Business leaders in San Diego say that President Trump hyper-focusing on the wall is bad for the local economy and also an ineffective way to use taxpayer money, in part because the wall itself and the construction process can make it harder for people to cross the border at legal ports. With an estimated 90,000 northbound daily crossings at the San Ysidro port of entry, it is vital that business employees, customers, and goods or services can cross the border smoothly and efficiently. 

Businesses and communities throughout the border region have long voiced concern about the border wall and militarization stifling cross-border commerce, literally creating barriers that cut into vital revenue and relationships.  

According to Karim Bouris, executive director of Business for Good San Diego, San Ysidro businesses lost upwards of $5 million in November when the government closed the busy border crossing for several hours to install additional security barriers. In Santa Cruz County, California, businesses near the Tumacácori National Historical Park suffered when there were fewer visitors and tourists coming to the park from the Mexican side. 

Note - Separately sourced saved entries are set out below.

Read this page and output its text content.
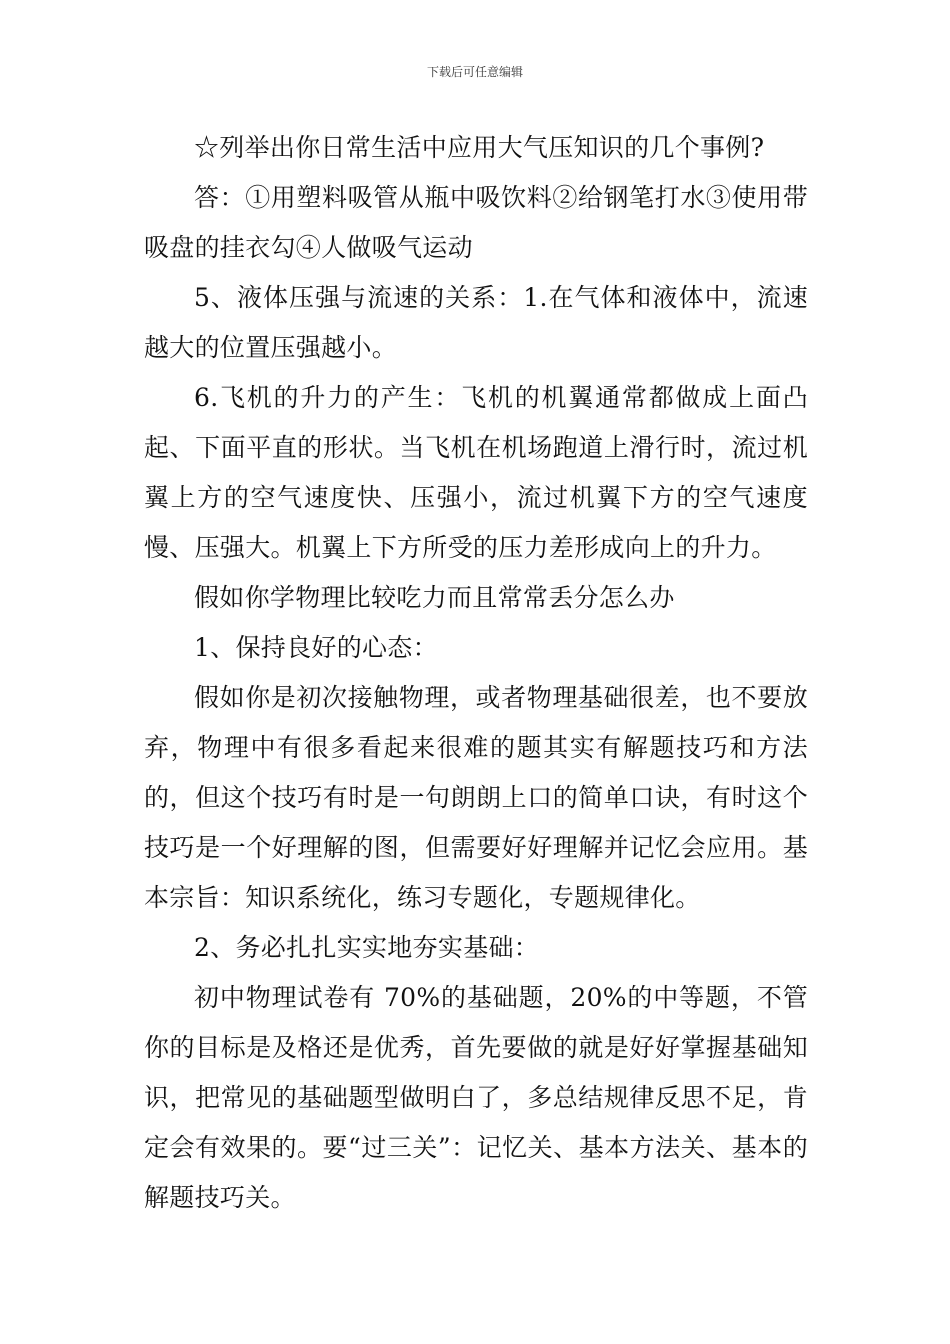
下载后可任意编辑

☆列举出你日常生活中应用大气压知识的几个事例?

答：①用塑料吸管从瓶中吸饮料②给钢笔打水③使用带吸盘的挂衣勾④人做吸气运动

5、液体压强与流速的关系：1.在气体和液体中，流速越大的位置压强越小。

6.飞机的升力的产生：飞机的机翼通常都做成上面凸起、下面平直的形状。当飞机在机场跑道上滑行时，流过机翼上方的空气速度快、压强小，流过机翼下方的空气速度慢、压强大。机翼上下方所受的压力差形成向上的升力。

假如你学物理比较吃力而且常常丢分怎么办

1、保持良好的心态：

假如你是初次接触物理，或者物理基础很差，也不要放弃，物理中有很多看起来很难的题其实有解题技巧和方法的，但这个技巧有时是一句朗朗上口的简单口诀，有时这个技巧是一个好理解的图，但需要好好理解并记忆会应用。基本宗旨：知识系统化，练习专题化，专题规律化。

2、务必扎扎实实地夯实基础：

初中物理试卷有 70%的基础题，20%的中等题，不管你的目标是及格还是优秀，首先要做的就是好好掌握基础知识，把常见的基础题型做明白了，多总结规律反思不足，肯定会有效果的。要“过三关”：记忆关、基本方法关、基本的解题技巧关。
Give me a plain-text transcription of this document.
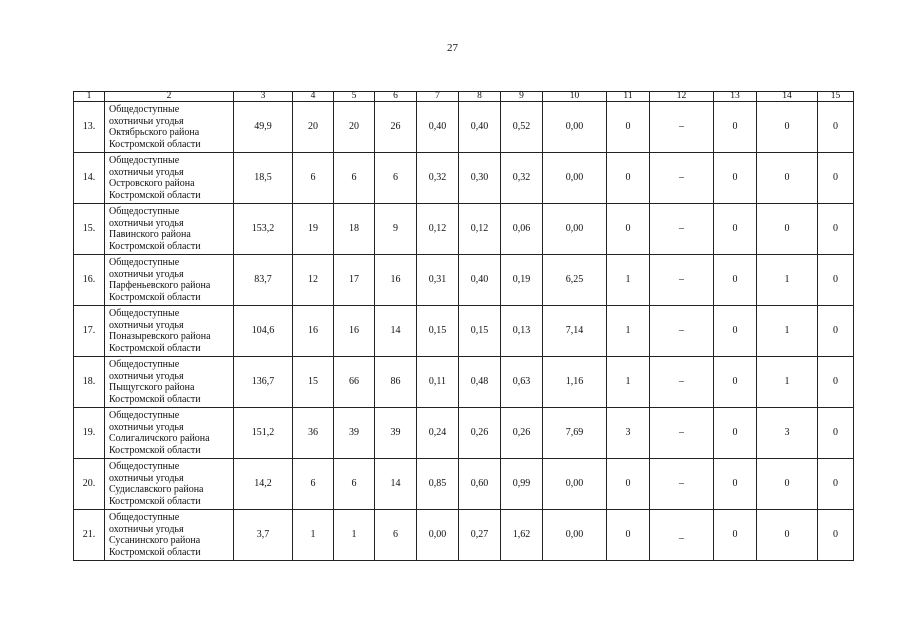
27
1	2	3	4	5	6	7	8	9	10	11	12	13	14	15
13.	Общедоступные
охотничьи угодья
Октябрьского района
Костромской области	49,9	20	20	26	0,40	0,40	0,52	0,00	0	–	0	0	0
14.	Общедоступные
охотничьи угодья
Островского района
Костромской области	18,5	6	6	6	0,32	0,30	0,32	0,00	0	–	0	0	0
15.	Общедоступные
охотничьи угодья
Павинского района
Костромской области	153,2	19	18	9	0,12	0,12	0,06	0,00	0	–	0	0	0
16.	Общедоступные
охотничьи угодья
Парфеньевского района
Костромской области	83,7	12	17	16	0,31	0,40	0,19	6,25	1	–	0	1	0
17.	Общедоступные
охотничьи угодья
Поназыревского района
Костромской области	104,6	16	16	14	0,15	0,15	0,13	7,14	1	–	0	1	0
18.	Общедоступные
охотничьи угодья
Пыщугского района
Костромской области	136,7	15	66	86	0,11	0,48	0,63	1,16	1	–	0	1	0
19.	Общедоступные
охотничьи угодья
Солигаличского района
Костромской области	151,2	36	39	39	0,24	0,26	0,26	7,69	3	–	0	3	0
20.	Общедоступные
охотничьи угодья
Судиславского района
Костромской области	14,2	6	6	14	0,85	0,60	0,99	0,00	0	–	0	0	0
21.	Общедоступные
охотничьи угодья
Сусанинского района
Костромской области	3,7	1	1	6	0,00	0,27	1,62	0,00	0	_	0	0	0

Fewer tourists and shoppers means less money for the city of Nogales in Arizona, which relies on its sales taxes to pay for important services like law enforcement and sanitation. In border towns like Nogales, thriving businesses that attract new and return customers are vital to the local economy.  

But it can be hard to do this when customers can’t get across the border—or don’t want to. City Councilmember Marcelino Varona told Arizona Public Media that because of new barbed wire fencing in Nogales, “the frontier here—the border—looks like a prison system instead of a community.”  

In addition to U.S. businesses relying on shoppers coming from the Mexican side of the border, increased military presence and border fortifications negatively impact Americans visiting Mexico. For example, the U.S. government recently purchased a public parking lot in Nogales close to the border. Rather than sitting in long car lines to cross the U.S.-Mexico border, U.S. residents have parked in the lot and gone through the pedestrian crossing into Mexico, which is often a more efficient way to cross for short trips. 

The lot is currently inaccessible. After the government bought it, they closed the lot to the public and started filling it with military equipment. Without access to the lot, border residents have to park further away or skip the trip altogether—meaning fewer dollars added to the local economy and ultimately less money for public services in Nogales.  

When it comes down to it, border businesses and residents have been dealing with the presence of military personnel, equipment, physical barriers, and yes—a wall—for years. The border wall already exists and shutting down the government in an attempt to get money to build even more is a poor economic and policy decision.  

Ask those who see and cross the border every day—taxpayer dollars should fund policies that make ports of entry more efficient, safe, and support the people and businesses that make the border a viable place to live and visit.